The term ‘security’ as used in the aforesaid definition of ‘marketable security’ has not been defined in the Indian Stamp Act, therefore, reference of the same can be taken from Securities Contracts (Regulation) Act, 1956. Sub-clause (i) of Clause (h) of Section 2 of the Securities Contracts (Regulation) Act, 1956 defines the term ‘security’ as follows: “Securities” include: (i) shares, scripts, stocks, bonds, debentures, debenture stock or other marketable securities of a like nature in or of any incorporated company or other body corporate;”
The use of word stock market provides that the stamp duty has to be paid only with the company specified is a listed company. The court from time to time has changed it stance on whether the stamp duty is payable on the unlisted companies as well.
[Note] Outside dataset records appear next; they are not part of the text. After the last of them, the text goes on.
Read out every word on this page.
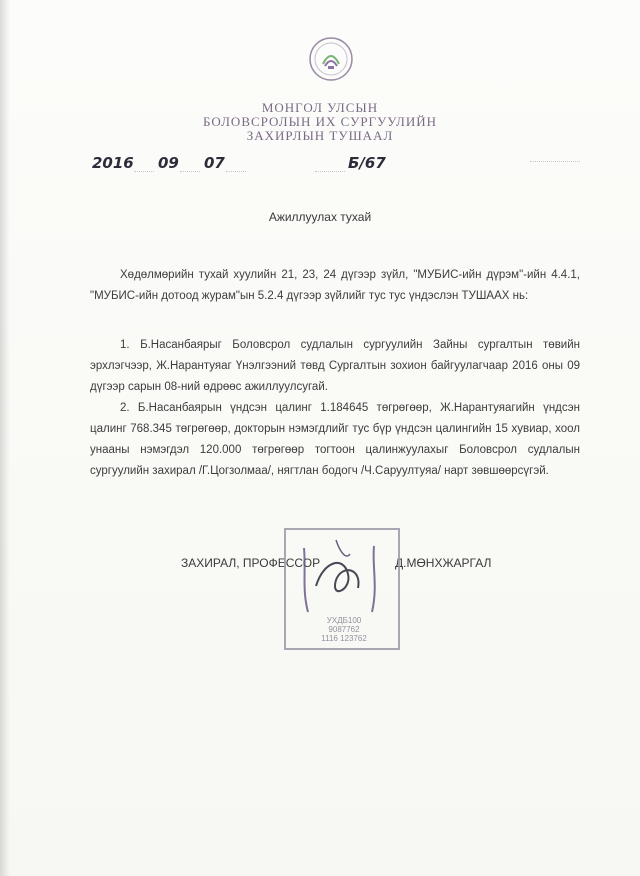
МОНГОЛ УЛСЫН
БОЛОВСРОЛЫН ИХ СУРГУУЛИЙН
ЗАХИРЛЫН ТУШААЛ
2016 09 07	Б/67
Ажиллуулах тухай
Хөдөлмөрийн тухай хуулийн 21, 23, 24 дүгээр зүйл, "МУБИС-ийн дүрэм"-ийн 4.4.1, "МУБИС-ийн дотоод журам"ын 5.2.4 дүгээр зүйлийг тус тус үндэслэн ТУШААХ нь:
1. Б.Насанбаярыг Боловсрол судлалын сургуулийн Зайны сургалтын төвийн эрхлэгчээр, Ж.Нарантуяаг Үнэлгээний төвд Сургалтын зохион байгуулагчаар 2016 оны 09 дүгээр сарын 08-ний өдрөөс ажиллуулсугай.
2. Б.Насанбаярын үндсэн цалинг 1.184645 төгрөгөөр, Ж.Нарантуяагийн үндсэн цалинг 768.345 төгрөгөөр, докторын нэмэгдлийг тус бүр үндсэн цалингийн 15 хувиар, хоол унааны нэмэгдэл 120.000 төгрөгөөр тогтоон цалинжуулахыг Боловсрол судлалын сургуулийн захирал /Г.Цогзолмаа/, нягтлан бодогч /Ч.Саруултуяа/ нарт зөвшөөрсүгэй.
ЗАХИРАЛ, ПРОФЕССОР	Д.МӨНХЖАРГАЛ
УХДБ100 9087762
1116 123762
When the debenture issued is a listed one then the stamp duty has to be paid and when it is not listed, the payment of stamp duty lies in the grey areas of law as per the various judgments of the court. The Bombay High Court in Dahiben Umedbhai Patel And Others vs Norman James Hamilton And Others and Hon’ble Madras High Court in The Chief Controlling Revenue Authority (Stamp Act) vs Kamala Sugar Mills Limited held that, unlisted debenture issued by a company will not be considered as security and hence Stamp duty in the same regard is not payable. While the Supreme Court in, Naresh K. Aggarwala and Co. vs Canbank Financial Services Ltd. and Anr. has taken a contrary view and held that the definition of ‘security’ does not distinguish between the listed and unlisted securities. In view of the aforesaid Supreme Court judgement, listed as well as unlisted debentures will be considered as ‘security’ as per the definition provided under the SCRA.
CONCLUSION
Stamp duty is paid on the market value of the share. It is payable to the state government while the shares of the company are issued. In case of purchase of share on depository form, i.e. D-Mat form, the transaction cost already includes the stamp duty, which is electronically paid by the seller. On transfer of shares, the stamp duty is payable only to the central government and in case of Depository form of transfer i.e. transfer through D-Mat there is no stamp duty applicable. The same conditions apply for gift of shares.
In case of Debenture, it depends on whether the debenture issued by the company is listed ot unlisted. It is a grey area as to applicability of stamp duty on the purchase and transfer of debenture.